Here is a recipe to to train the CMU Sphinx speech recognizer using the CMU pronouncing dictionary, Wall Street Journal WSJ0 corpus and optionally the WSJ1 corpus. The Resource Management corpus is used to perform the initial forced alignment of the WSJ training data. You'll need the sph2pipe utility to decompress the WSJ audio files and NIST's scoring toolkit to evaluate results.
This is mostly based on the Sphinx tutorial. A variety of acoustic models trained using this recipe are available for download. There is also a similar HTK recipe available. You can read about all the gory details in this technical report.
I also have some British English acoustic models.

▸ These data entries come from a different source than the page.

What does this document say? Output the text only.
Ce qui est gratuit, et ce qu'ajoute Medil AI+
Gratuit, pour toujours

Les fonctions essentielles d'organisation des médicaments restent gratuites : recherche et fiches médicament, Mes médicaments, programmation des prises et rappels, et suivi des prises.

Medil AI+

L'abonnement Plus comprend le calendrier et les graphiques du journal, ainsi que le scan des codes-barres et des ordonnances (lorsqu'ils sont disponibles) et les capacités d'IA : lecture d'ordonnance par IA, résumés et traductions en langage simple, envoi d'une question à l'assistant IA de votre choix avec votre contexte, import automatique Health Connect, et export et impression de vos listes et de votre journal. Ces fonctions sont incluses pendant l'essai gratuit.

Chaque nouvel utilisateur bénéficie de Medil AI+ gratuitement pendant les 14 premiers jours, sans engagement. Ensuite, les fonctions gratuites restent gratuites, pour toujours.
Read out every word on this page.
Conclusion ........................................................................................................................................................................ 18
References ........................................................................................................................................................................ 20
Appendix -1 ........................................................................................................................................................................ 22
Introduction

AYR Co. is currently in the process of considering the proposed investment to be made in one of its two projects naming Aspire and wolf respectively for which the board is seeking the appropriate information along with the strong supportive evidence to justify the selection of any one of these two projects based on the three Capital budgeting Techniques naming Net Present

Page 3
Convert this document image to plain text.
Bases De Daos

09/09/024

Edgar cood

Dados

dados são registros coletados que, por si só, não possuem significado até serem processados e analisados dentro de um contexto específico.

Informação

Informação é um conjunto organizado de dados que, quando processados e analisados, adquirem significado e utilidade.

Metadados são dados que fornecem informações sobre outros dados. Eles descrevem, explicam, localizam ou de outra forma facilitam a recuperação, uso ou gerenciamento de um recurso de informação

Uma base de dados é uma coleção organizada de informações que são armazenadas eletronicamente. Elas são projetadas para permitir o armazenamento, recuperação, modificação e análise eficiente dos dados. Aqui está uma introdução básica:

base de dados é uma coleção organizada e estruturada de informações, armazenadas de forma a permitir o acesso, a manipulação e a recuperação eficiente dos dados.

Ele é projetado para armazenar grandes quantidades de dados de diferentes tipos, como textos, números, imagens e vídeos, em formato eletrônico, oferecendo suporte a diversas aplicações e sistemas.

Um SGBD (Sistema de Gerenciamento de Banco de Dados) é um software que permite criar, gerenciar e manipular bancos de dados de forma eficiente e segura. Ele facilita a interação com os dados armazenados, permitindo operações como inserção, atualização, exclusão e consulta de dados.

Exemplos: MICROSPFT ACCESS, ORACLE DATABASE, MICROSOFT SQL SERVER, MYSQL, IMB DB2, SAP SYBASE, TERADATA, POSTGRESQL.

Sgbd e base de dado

I evaluated on the November 1992 ARPA WSJ set (Nov'92, 330 sentences) and the San Jose Mercury sentences from the WSJ1 Hub 2 test set (si_dt_s2, 207 sentences). Nov'92 was evaluated using the WSJ 5K non-verbalized 5k closed vocabulary set and the WSJ standard 5K non-verbalized closed bigram language model. si_dt_s2 was evaluated using a 60K vocabulary and bigram language model trained on the English Gigaword corpus (language model not included in this recipe). Models were evaluated using the Sphinx-3 decoder operating in close to real-time.
Training data | Nov'92 | si_dt_s2 |
WSJ SI-84 | 28.91% | 52.42% |
WSJ SI-284 | 7.34% | 24.27% |
WSJ all | 6.33% | 21.26% |
|